Those on board were facing charges in Hong Kong for crimes linked to huge and often violent democracy protests that convulsed the finance hub in 2019.
"The first double standard that they have adopted is, they uphold their own national security, but at the same time belittle the need for national security in the People's Republic of China, especially in the Hong Kong Special Administrative Region", she said, referring to the national security law imposed on Hong Kong by Beijing previous year.
"Their desperate effort exemplifies the rapidly deteriorating human rights condition and growing humanitarian crisis Hong Kong is in right now", Chu said, adding that the options for safe passage are limited.
Several leaders of that movement were sentenced to jail in December. Around 53 people were arrested by the Hong Kong police on January 5 this year. They were quoted as saying that investigations so far indicated those arrested were not in breach of any offences under the national security law.
The statement said that such sanctions against Chinese officials are wanton destruction of Hong Kong's rule of law and a high degree of autonomy, a blatant provocation to the Chinese government and people, and a gross violation of worldwide law and basic norms of global relations.
Unlike mainland China, Hong Kong has open internet access, but critics of Beijing fear powers given to the police under the new law could herald the end of that freedom. 13936 - "The President's Executive Order on Hong Kong Normalization". Pompeo said all were associated with "developing, adopting, or implementing the National Security Law".
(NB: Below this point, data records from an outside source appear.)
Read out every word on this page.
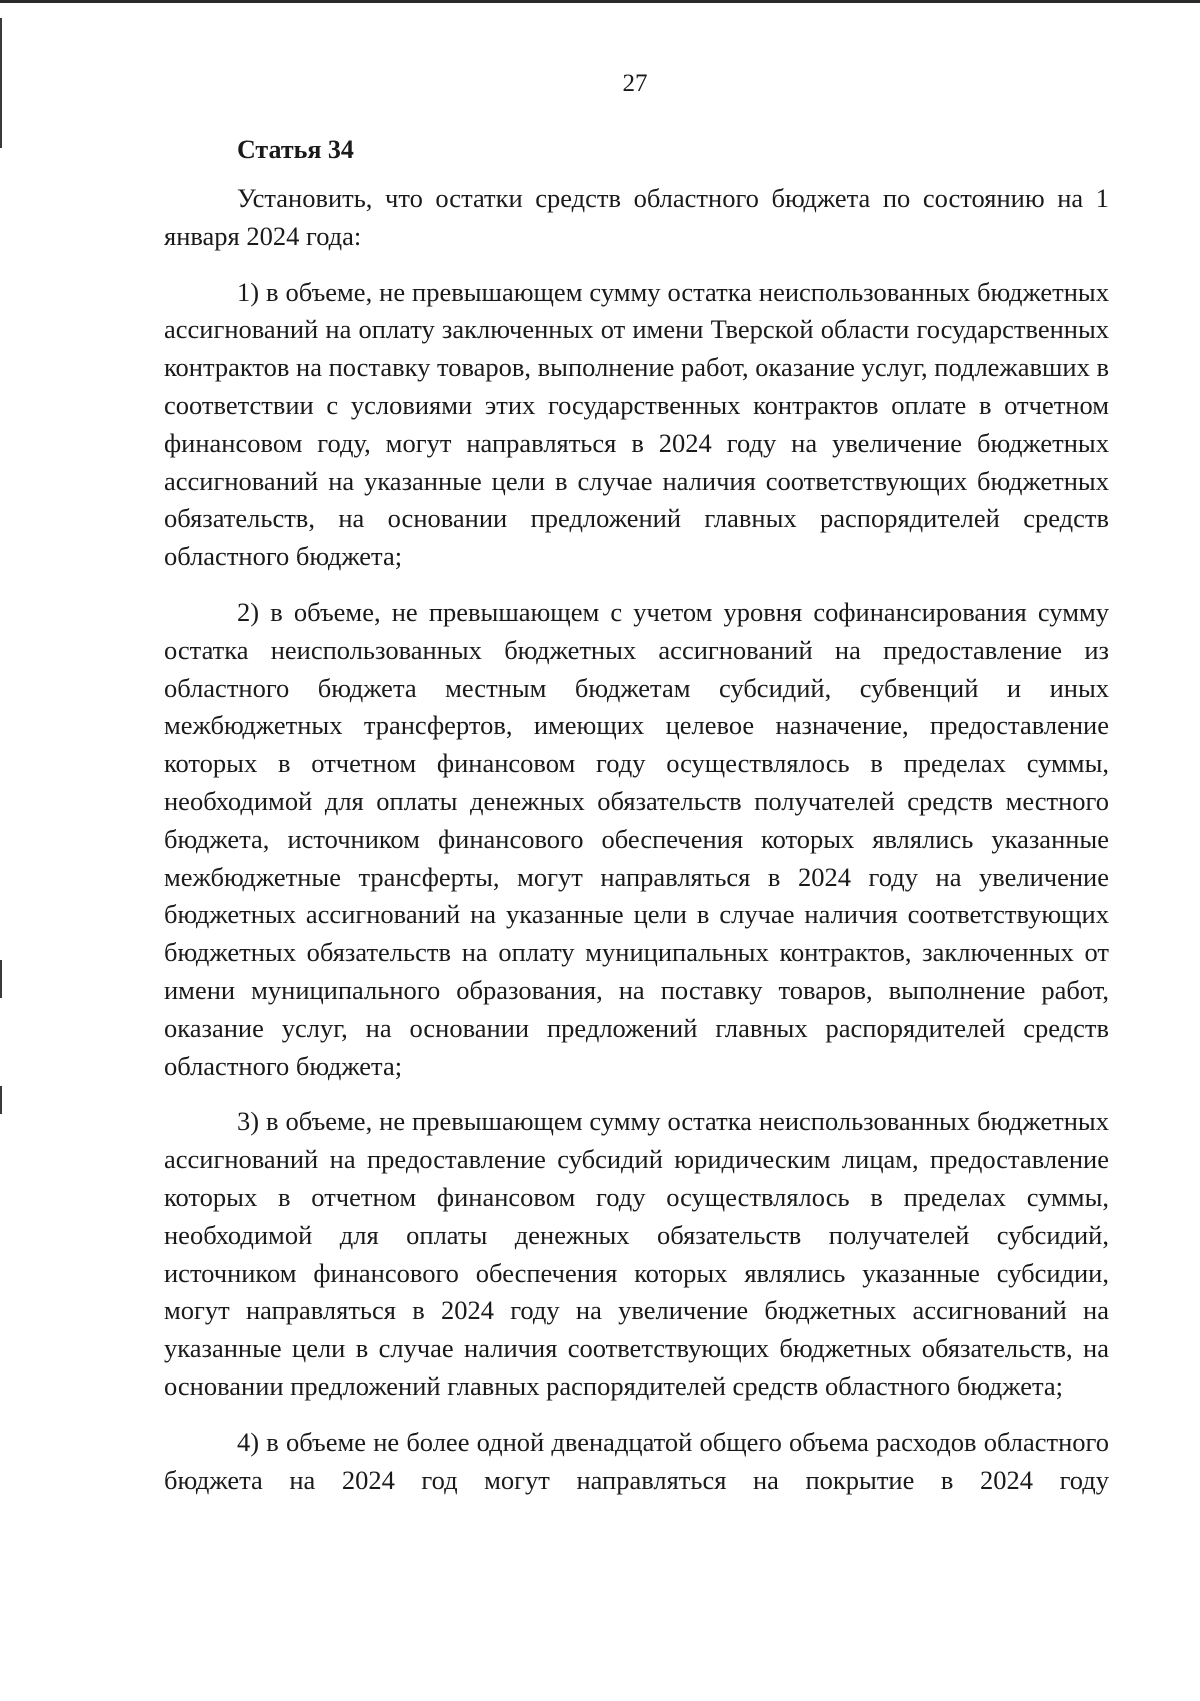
27
Статья 34

Установить, что остатки средств областного бюджета по состоянию на 1 января 2024 года:

1) в объеме, не превышающем сумму остатка неиспользованных бюджетных ассигнований на оплату заключенных от имени Тверской области государственных контрактов на поставку товаров, выполнение работ, оказание услуг, подлежавших в соответствии с условиями этих государственных контрактов оплате в отчетном финансовом году, могут направляться в 2024 году на увеличение бюджетных ассигнований на указанные цели в случае наличия соответствующих бюджетных обязательств, на основании предложений главных распорядителей средств областного бюджета;

2) в объеме, не превышающем с учетом уровня софинансирования сумму остатка неиспользованных бюджетных ассигнований на предоставление из областного бюджета местным бюджетам субсидий, субвенций и иных межбюджетных трансфертов, имеющих целевое назначение, предоставление которых в отчетном финансовом году осуществлялось в пределах суммы, необходимой для оплаты денежных обязательств получателей средств местного бюджета, источником финансового обеспечения которых являлись указанные межбюджетные трансферты, могут направляться в 2024 году на увеличение бюджетных ассигнований на указанные цели в случае наличия соответствующих бюджетных обязательств на оплату муниципальных контрактов, заключенных от имени муниципального образования, на поставку товаров, выполнение работ, оказание услуг, на основании предложений главных распорядителей средств областного бюджета;

3) в объеме, не превышающем сумму остатка неиспользованных бюджетных ассигнований на предоставление субсидий юридическим лицам, предоставление которых в отчетном финансовом году осуществлялось в пределах суммы, необходимой для оплаты денежных обязательств получателей субсидий, источником финансового обеспечения которых являлись указанные субсидии, могут направляться в 2024 году на увеличение бюджетных ассигнований на указанные цели в случае наличия соответствующих бюджетных обязательств, на основании предложений главных распорядителей средств областного бюджета;

4) в объеме не более одной двенадцатой общего объема расходов областного бюджета на 2024 год могут направляться на покрытие в 2024 году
HKChronicles, which is still available overseas and in Hong Kong through virtual private networks, is a controversial site. Wong, a member of the city's Democratic Party, is known for providing legal assistance to hundreds of protesters arrested during the anti-government protests in Hong Kong in 2019. Also named were pro-Beijing legislator Tam Yiu-chung and You Quan of China's United Front Work Department.
Contrary to the allegations in the report that the national security law in the HKSAR undermines "one country, two systems", China has the right to legislate for national security in Hong Kong under "one country, two systems", the spokesperson said, stressing that every country has laws and duty to safeguard its national security and sovereignty.